In order to provide the best nutrition for my family of six, I’ve taken up couponing. Many brands provide coupons for their food products, and I consistently rely on coupons to purchase packaged and frozen foods. These foods are the building blocks for many of the meals I prepare for my family. But they also provide a sense of security, given the very real threat of being “snowed in” for multiple days.
So you can imagine my irritation when I stumbled on this article at Breitbart: “Putting the Freeze on the Food Nannies.” From the article: “For those who follow the food nannies, you may already know that frozen foods are the latest addition to the naughty list. And for those familiar with the government, you won’t be surprised to learn that the National Institute for Health’s guidelines against frozen foods are out of date and without merit.”
Well, frozen foods are a budget-friendly supplement to many meals at my house — and I don’t expect NIH or any government agency to be in touch with American families, but perhaps regulators could at least consider including the factors of “budget” and “reality” when they draft their recommendations?
After all, without low-calorie options like Lean Cuisine, how many working professionals would turn to fast food on a more regular basis? Your average Lean Cuisine entrée has 285 calories, as compared to560 calories in a chicken sandwich from Wendy’s — or 1,015 calories in a chicken burrito from Chipotle.
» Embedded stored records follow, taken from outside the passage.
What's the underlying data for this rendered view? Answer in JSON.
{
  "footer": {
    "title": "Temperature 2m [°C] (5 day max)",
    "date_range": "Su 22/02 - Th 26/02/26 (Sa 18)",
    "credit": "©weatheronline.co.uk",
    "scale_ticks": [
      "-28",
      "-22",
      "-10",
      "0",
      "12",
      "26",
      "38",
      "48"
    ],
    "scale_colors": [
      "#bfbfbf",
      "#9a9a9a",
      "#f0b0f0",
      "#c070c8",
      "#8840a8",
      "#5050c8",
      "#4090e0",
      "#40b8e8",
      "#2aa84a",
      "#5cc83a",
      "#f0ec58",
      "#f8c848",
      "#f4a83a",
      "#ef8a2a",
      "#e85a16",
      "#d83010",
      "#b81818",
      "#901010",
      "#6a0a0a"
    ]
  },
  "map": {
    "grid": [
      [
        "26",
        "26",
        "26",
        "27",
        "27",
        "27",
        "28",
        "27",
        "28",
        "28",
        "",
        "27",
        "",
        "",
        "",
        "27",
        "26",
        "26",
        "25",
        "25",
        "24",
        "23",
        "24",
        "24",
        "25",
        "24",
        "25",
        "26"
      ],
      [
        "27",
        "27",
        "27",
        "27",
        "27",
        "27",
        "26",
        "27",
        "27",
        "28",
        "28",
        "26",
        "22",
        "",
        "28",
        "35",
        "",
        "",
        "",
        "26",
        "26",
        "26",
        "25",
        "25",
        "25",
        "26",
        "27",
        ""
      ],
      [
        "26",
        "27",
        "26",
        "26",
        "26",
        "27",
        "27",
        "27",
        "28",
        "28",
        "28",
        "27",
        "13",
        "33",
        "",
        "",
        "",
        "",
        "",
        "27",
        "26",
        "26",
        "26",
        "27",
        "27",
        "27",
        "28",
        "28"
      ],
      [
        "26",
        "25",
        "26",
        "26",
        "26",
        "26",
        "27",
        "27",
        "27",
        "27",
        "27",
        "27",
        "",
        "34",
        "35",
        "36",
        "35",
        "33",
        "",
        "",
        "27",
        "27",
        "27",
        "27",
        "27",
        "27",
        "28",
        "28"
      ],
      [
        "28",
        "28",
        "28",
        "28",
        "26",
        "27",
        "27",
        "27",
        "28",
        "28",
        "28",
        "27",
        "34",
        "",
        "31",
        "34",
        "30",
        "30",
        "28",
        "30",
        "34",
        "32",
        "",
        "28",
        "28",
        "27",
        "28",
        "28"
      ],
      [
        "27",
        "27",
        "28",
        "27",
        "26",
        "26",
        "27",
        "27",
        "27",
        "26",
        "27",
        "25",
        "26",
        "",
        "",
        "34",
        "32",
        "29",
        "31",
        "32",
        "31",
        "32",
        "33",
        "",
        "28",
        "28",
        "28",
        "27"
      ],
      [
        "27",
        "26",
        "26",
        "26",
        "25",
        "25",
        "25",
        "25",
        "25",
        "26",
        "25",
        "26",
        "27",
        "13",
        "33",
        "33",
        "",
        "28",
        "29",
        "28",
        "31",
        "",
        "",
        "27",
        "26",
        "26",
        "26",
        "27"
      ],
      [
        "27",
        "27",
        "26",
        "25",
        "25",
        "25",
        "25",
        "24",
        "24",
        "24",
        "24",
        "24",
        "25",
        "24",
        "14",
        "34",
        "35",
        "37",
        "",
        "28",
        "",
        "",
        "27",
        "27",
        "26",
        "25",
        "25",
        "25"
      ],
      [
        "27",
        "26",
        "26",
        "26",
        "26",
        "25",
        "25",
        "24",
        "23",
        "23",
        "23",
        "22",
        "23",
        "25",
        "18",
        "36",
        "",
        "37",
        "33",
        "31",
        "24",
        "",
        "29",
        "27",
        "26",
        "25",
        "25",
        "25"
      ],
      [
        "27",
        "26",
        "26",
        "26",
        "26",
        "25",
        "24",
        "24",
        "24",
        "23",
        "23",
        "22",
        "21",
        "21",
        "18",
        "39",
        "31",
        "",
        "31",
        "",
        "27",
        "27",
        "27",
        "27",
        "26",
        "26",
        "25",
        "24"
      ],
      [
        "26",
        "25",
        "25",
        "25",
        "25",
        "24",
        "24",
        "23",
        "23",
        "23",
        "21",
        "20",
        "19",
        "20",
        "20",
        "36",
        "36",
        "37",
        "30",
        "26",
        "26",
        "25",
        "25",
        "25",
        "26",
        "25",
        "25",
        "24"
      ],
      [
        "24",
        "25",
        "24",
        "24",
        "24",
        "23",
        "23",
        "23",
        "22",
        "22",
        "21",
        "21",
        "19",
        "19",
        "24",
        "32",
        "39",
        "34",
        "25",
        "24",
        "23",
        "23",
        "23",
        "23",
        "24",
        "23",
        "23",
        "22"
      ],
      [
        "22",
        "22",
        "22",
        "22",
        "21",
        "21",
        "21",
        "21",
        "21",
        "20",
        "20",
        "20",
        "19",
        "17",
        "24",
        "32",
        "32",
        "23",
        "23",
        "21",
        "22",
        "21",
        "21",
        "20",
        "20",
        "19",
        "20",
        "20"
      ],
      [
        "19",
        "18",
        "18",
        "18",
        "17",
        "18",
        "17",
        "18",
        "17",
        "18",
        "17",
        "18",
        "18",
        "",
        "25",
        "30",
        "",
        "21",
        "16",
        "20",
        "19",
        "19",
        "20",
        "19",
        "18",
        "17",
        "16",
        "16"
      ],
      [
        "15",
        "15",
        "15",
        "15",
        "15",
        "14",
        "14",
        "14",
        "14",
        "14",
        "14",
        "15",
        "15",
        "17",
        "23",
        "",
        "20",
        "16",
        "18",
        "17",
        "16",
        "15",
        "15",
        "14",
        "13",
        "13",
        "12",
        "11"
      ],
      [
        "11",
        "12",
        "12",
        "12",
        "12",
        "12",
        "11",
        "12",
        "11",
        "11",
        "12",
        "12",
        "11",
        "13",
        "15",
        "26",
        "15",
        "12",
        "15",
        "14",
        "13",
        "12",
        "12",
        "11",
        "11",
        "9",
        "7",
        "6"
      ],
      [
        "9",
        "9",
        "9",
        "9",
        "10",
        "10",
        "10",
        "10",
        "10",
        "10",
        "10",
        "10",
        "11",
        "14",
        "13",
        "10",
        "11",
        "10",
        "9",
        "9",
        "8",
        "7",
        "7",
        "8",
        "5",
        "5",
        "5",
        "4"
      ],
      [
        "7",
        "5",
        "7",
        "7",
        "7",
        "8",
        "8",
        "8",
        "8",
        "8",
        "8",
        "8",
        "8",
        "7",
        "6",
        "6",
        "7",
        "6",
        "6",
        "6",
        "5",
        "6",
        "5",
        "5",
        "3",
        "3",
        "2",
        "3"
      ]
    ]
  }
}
Don’t get me wrong. I’m a born-and-raised Iowa farm girl, and I appreciate the nutritional and economical values of fresh produce. Each summer, I carefully tend a garden. I don’t have a salt shaker on my kitchen table, and I talk to my kids about eating the right balance of foods.
But I don’t plan to change my grocery purchasing habits because the government tells me to. My boys are very healthy children. We all have normal (or below normal) blood pressure, and we all enjoy a balanced diet which includes canned and frozen foods.
Freedom isn’t just about speech, religion, or the right to bear arms. It’s also about adults choosing for themselves what they eat — and parents making their own decisions about what to feed their children. The “Nanny State” will not to tell me what I can and cannot feed myself, my husband, or our children.